Well, it turns out that Robert and I share one of our indicators. This means that instead of having four genotypes between us, we only have three. So what does this mean? Well, it’s complicated and I’m not sure I fully understand everything yet (we have about 10 questions for the doctor), but the short answer is basically that one of every two embryos (50%) will be incompatible with my body, causing my body to attack and reject the embryo.
As I said, a hurdle. And while it is going to be difficult to overcome, it’s not insurmountable.
Well, this all sounds rather unfortunate, doesn’t it? (I agree!).
Because Robert and I only share one of our two genetic indicators, we have what is considered a “partial” match, meaning that only 50% of our embryos will be unsuitable.
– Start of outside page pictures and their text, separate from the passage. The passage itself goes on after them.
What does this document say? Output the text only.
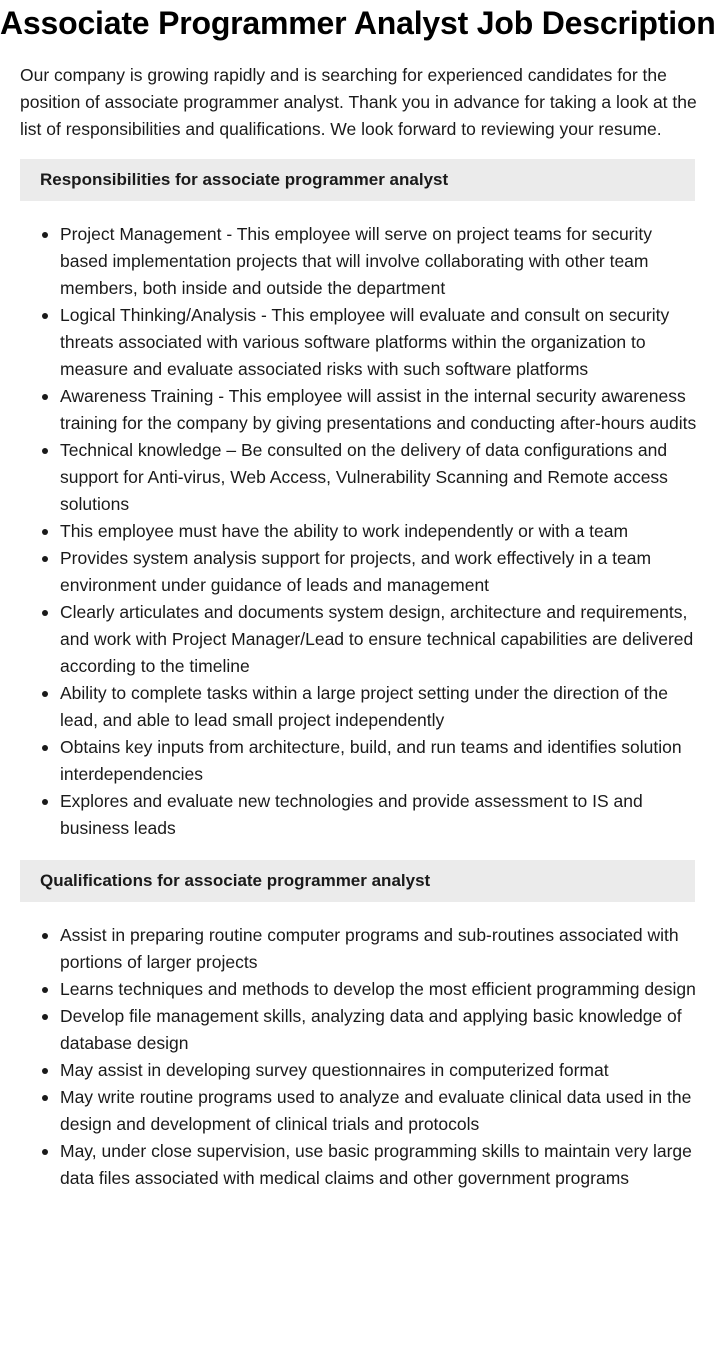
Associate Programmer Analyst Job Description

Our company is growing rapidly and is searching for experienced candidates for the position of associate programmer analyst. Thank you in advance for taking a look at the list of responsibilities and qualifications. We look forward to reviewing your resume.

Responsibilities for associate programmer analyst
Project Management - This employee will serve on project teams for security based implementation projects that will involve collaborating with other team members, both inside and outside the department
Logical Thinking/Analysis - This employee will evaluate and consult on security threats associated with various software platforms within the organization to measure and evaluate associated risks with such software platforms
Awareness Training - This employee will assist in the internal security awareness training for the company by giving presentations and conducting after-hours audits
Technical knowledge – Be consulted on the delivery of data configurations and support for Anti-virus, Web Access, Vulnerability Scanning and Remote access solutions
This employee must have the ability to work independently or with a team
Provides system analysis support for projects, and work effectively in a team environment under guidance of leads and management
Clearly articulates and documents system design, architecture and requirements, and work with Project Manager/Lead to ensure technical capabilities are delivered according to the timeline
Ability to complete tasks within a large project setting under the direction of the lead, and able to lead small project independently
Obtains key inputs from architecture, build, and run teams and identifies solution interdependencies
Explores and evaluate new technologies and provide assessment to IS and business leads
Qualifications for associate programmer analyst
Assist in preparing routine computer programs and sub-routines associated with portions of larger projects
Learns techniques and methods to develop the most efficient programming design
Develop file management skills, analyzing data and applying basic knowledge of database design
May assist in developing survey questionnaires in computerized format
May write routine programs used to analyze and evaluate clinical data used in the design and development of clinical trials and protocols
May, under close supervision, use basic programming skills to maintain very large data files associated with medical claims and other government programs
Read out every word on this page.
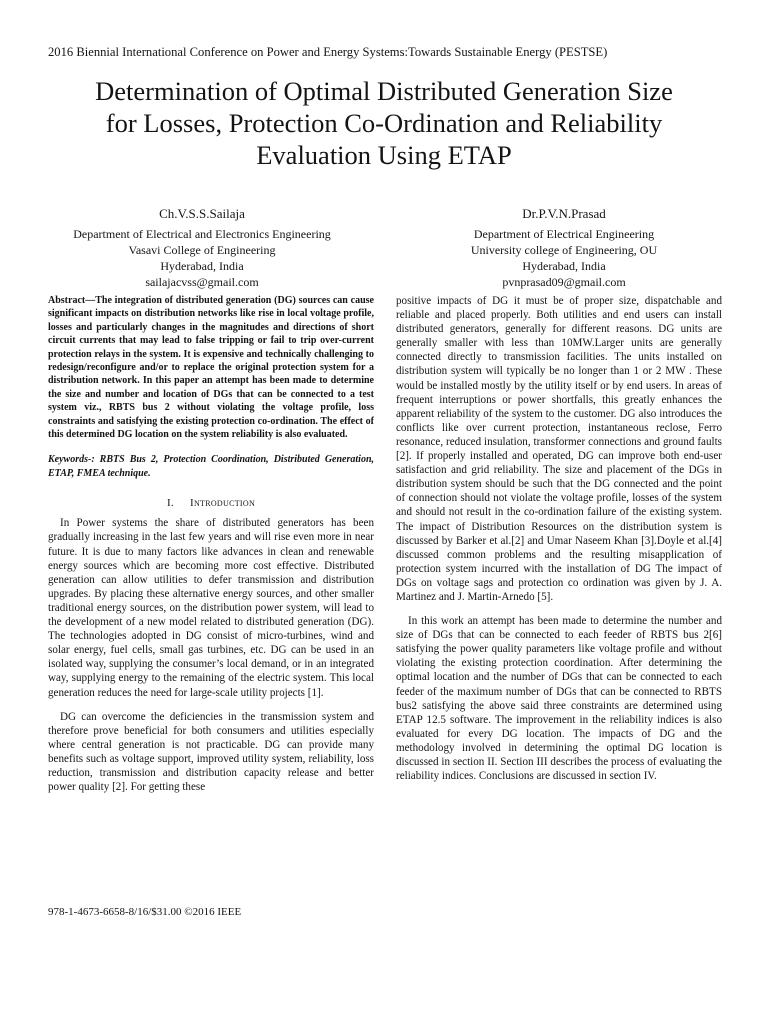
2016 Biennial International Conference on Power and Energy Systems:Towards Sustainable Energy (PESTSE)
Determination of Optimal Distributed Generation Size
for Losses, Protection Co-Ordination and Reliability
Evaluation Using ETAP
Ch.V.S.S.Sailaja
Department of Electrical and Electronics Engineering
Vasavi College of Engineering
Hyderabad, India
sailajacvss@gmail.com
Dr.P.V.N.Prasad
Department of Electrical Engineering
University college of Engineering, OU
Hyderabad, India
pvnprasad09@gmail.com

Abstract—The integration of distributed generation (DG) sources can cause significant impacts on distribution networks like rise in local voltage profile, losses and particularly changes in the magnitudes and directions of short circuit currents that may lead to false tripping or fail to trip over-current protection relays in the system. It is expensive and technically challenging to redesign/reconfigure and/or to replace the original protection system for a distribution network. In this paper an attempt has been made to determine the size and number and location of DGs that can be connected to a test system viz., RBTS bus 2 without violating the voltage profile, loss constraints and satisfying the existing protection co-ordination. The effect of this determined DG location on the system reliability is also evaluated.

Keywords-: RBTS Bus 2, Protection Coordination, Distributed Generation, ETAP, FMEA technique.

I. Introduction

In Power systems the share of distributed generators has been gradually increasing in the last few years and will rise even more in near future. It is due to many factors like advances in clean and renewable energy sources which are becoming more cost effective. Distributed generation can allow utilities to defer transmission and distribution upgrades. By placing these alternative energy sources, and other smaller traditional energy sources, on the distribution power system, will lead to the development of a new model related to distributed generation (DG). The technologies adopted in DG consist of micro-turbines, wind and solar energy, fuel cells, small gas turbines, etc. DG can be used in an isolated way, supplying the consumer’s local demand, or in an integrated way, supplying energy to the remaining of the electric system. This local generation reduces the need for large-scale utility projects [1].

DG can overcome the deficiencies in the transmission system and therefore prove beneficial for both consumers and utilities especially where central generation is not practicable. DG can provide many benefits such as voltage support, improved utility system, reliability, loss reduction, transmission and distribution capacity release and better power quality [2]. For getting these

positive impacts of DG it must be of proper size, dispatchable and reliable and placed properly. Both utilities and end users can install distributed generators, generally for different reasons. DG units are generally smaller with less than 10MW.Larger units are generally connected directly to transmission facilities. The units installed on distribution system will typically be no longer than 1 or 2 MW . These would be installed mostly by the utility itself or by end users. In areas of frequent interruptions or power shortfalls, this greatly enhances the apparent reliability of the system to the customer. DG also introduces the conflicts like over current protection, instantaneous reclose, Ferro resonance, reduced insulation, transformer connections and ground faults [2]. If properly installed and operated, DG can improve both end-user satisfaction and grid reliability. The size and placement of the DGs in distribution system should be such that the DG connected and the point of connection should not violate the voltage profile, losses of the system and should not result in the co-ordination failure of the existing system. The impact of Distribution Resources on the distribution system is discussed by Barker et al.[2] and Umar Naseem Khan [3].Doyle et al.[4] discussed common problems and the resulting misapplication of protection system incurred with the installation of DG The impact of DGs on voltage sags and protection co ordination was given by J. A. Martinez and J. Martin-Arnedo [5].

In this work an attempt has been made to determine the number and size of DGs that can be connected to each feeder of RBTS bus 2[6] satisfying the power quality parameters like voltage profile and without violating the existing protection coordination. After determining the optimal location and the number of DGs that can be connected to each feeder of the maximum number of DGs that can be connected to RBTS bus2 satisfying the above said three constraints are determined using ETAP 12.5 software. The improvement in the reliability indices is also evaluated for every DG location. The impacts of DG and the methodology involved in determining the optimal DG location is discussed in section II. Section III describes the process of evaluating the reliability indices. Conclusions are discussed in section IV.

978-1-4673-6658-8/16/$31.00 ©2016 IEEE
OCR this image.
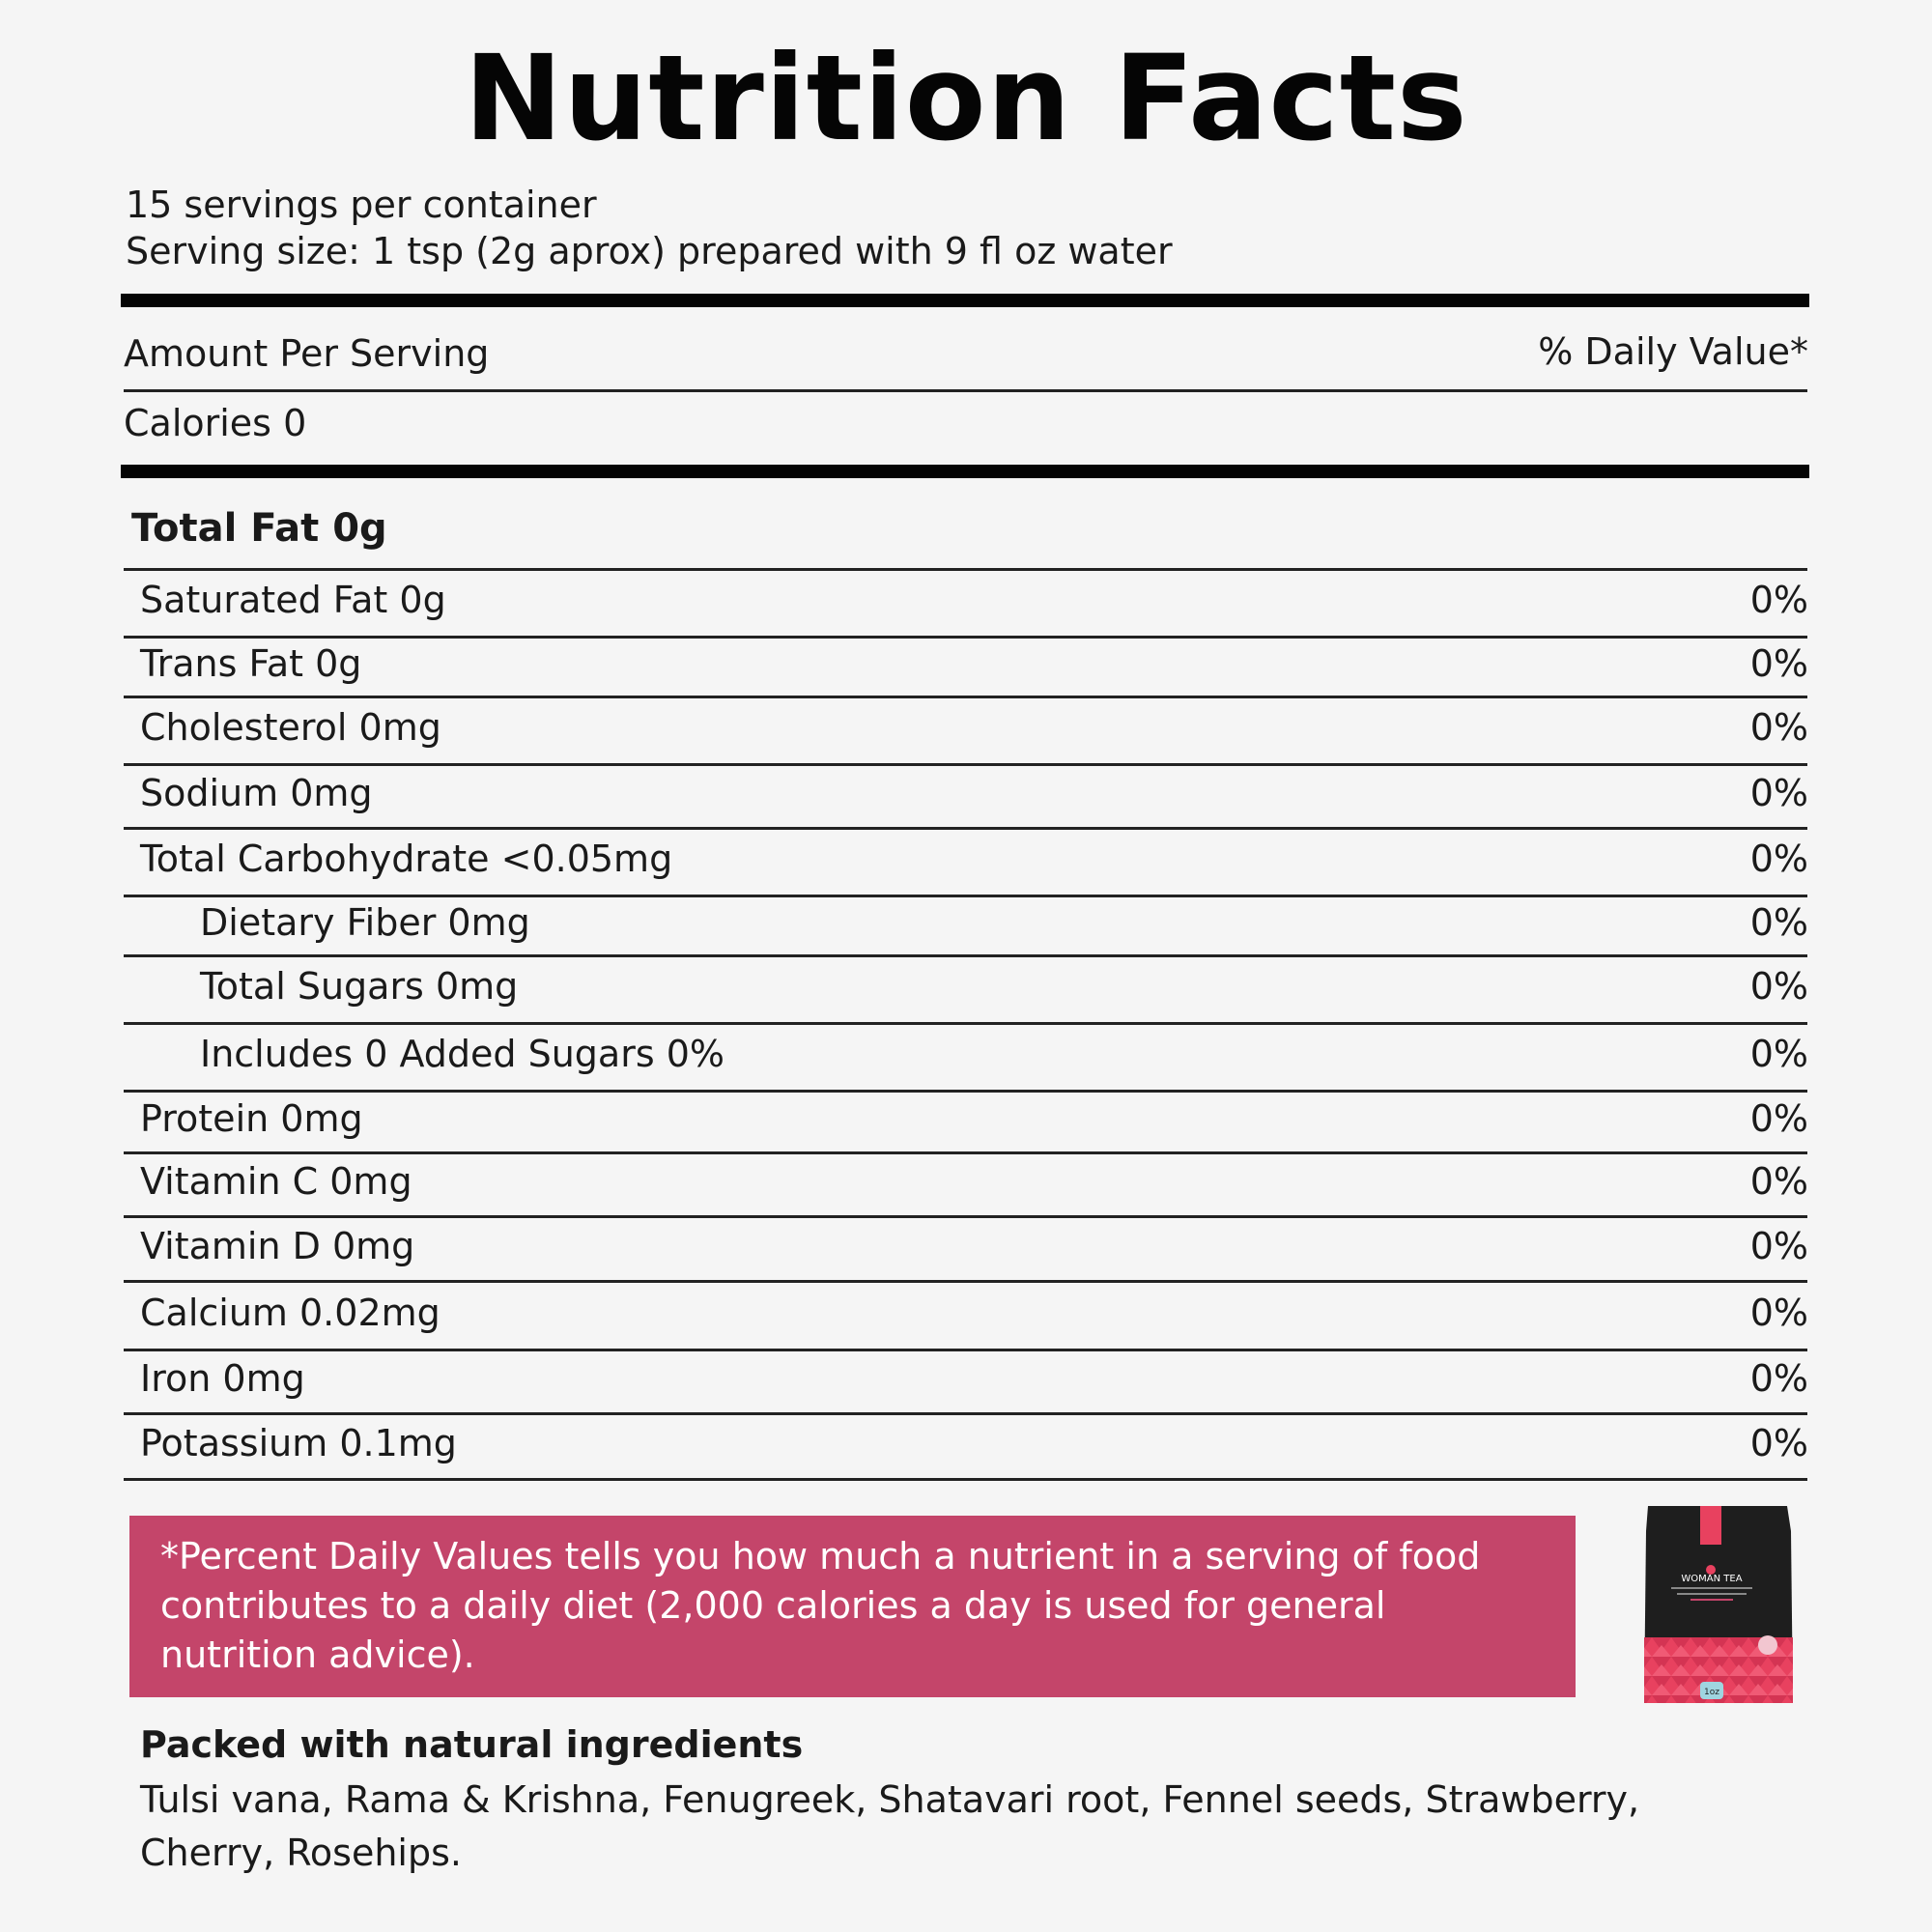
Nutrition Facts
15 servings per container
Serving size: 1 tsp (2g aprox) prepared with 9 fl oz water
Amount Per Serving	% Daily Value*
Calories 0
Total Fat 0g
Saturated Fat 0g	0%
Trans Fat 0g	0%
Cholesterol 0mg	0%
Sodium 0mg	0%
Total Carbohydrate <0.05mg	0%
Dietary Fiber 0mg	0%
Total Sugars 0mg	0%
Includes 0 Added Sugars 0%	0%
Protein 0mg	0%
Vitamin C 0mg	0%
Vitamin D 0mg	0%
Calcium 0.02mg	0%
Iron 0mg	0%
Potassium 0.1mg	0%
*Percent Daily Values tells you how much a nutrient in a serving of food contributes to a daily diet (2,000 calories a day is used for general nutrition advice).
WOMAN TEA
1oz
Packed with natural ingredients
Tulsi vana, Rama & Krishna, Fenugreek, Shatavari root, Fennel seeds, Strawberry, Cherry, Rosehips.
This means that we still have a 50% chance for a successful pregnancy. It would be a whole lot worse if we had a complete match, meaning that 100% of our embryos would be unsuitable (requiring a surrogate or adoption). But, it will still be challenging.
After emailing with the nurse yesterday with some questions, it seems that there is apparently a lot of controversy about the treatment options amongst the medical reproductive community on how to best treat for success. Based on what the nurse told me yesterday, I suspect I know which side of the fence my doctor is going to fall on – but we see him this afternoon and I hope to be better educated at the end of that meeting. I have an entire list of questions written out for him.
Of the things that we are going to discuss with him is his opinion on just jumping into IVF next month (assuming this IUI isn’t successful), given the new information that we have. Robert and I were originally decided on doing one more letrozole/IUI cycle since I have another round of letrozole at home still – but given this new information, I think I’m ready to just pull out the big guns and get down to business. Additionally, given this new information, I think we are pretty decided on going forward with the PGD testing (although we had some additional questions for the doctor today). Our thought is that if we are already at a 50% chance of success, it is probably in our best interest to make sure that the embryos going in have at least that 50% chance and are otherwise genetically sound.
Granted, our insurance won’t cover the PGD testing (I have a call in to confirm that the DQ Alpha/HLA results are not sufficient for coverage, but I’m pretty sure something needed to come back in the Karotyping tests to be eligible for insurance coverage for the procedure) so there is going to be a finite number of times that we can afford to undergo this extra step. But we are going to run with it as long as we are able. I also have to find out from the insurance how many IVF treatments are covered – I don’t know if there is a set number or if my plan allows unlimited treatments.
Anyhow. I should have more answers and information after my appointment this afternoon. I’m also glad to have at least some insight into why this has been so hard for us, and (potentially) why I am experiencing recurrent losses. I know that having answers doesn’t necessarily solve problems – but for some reason an explanation helps me understand, which subsequently makes me feel a little more in control. And for now, I’ll take that.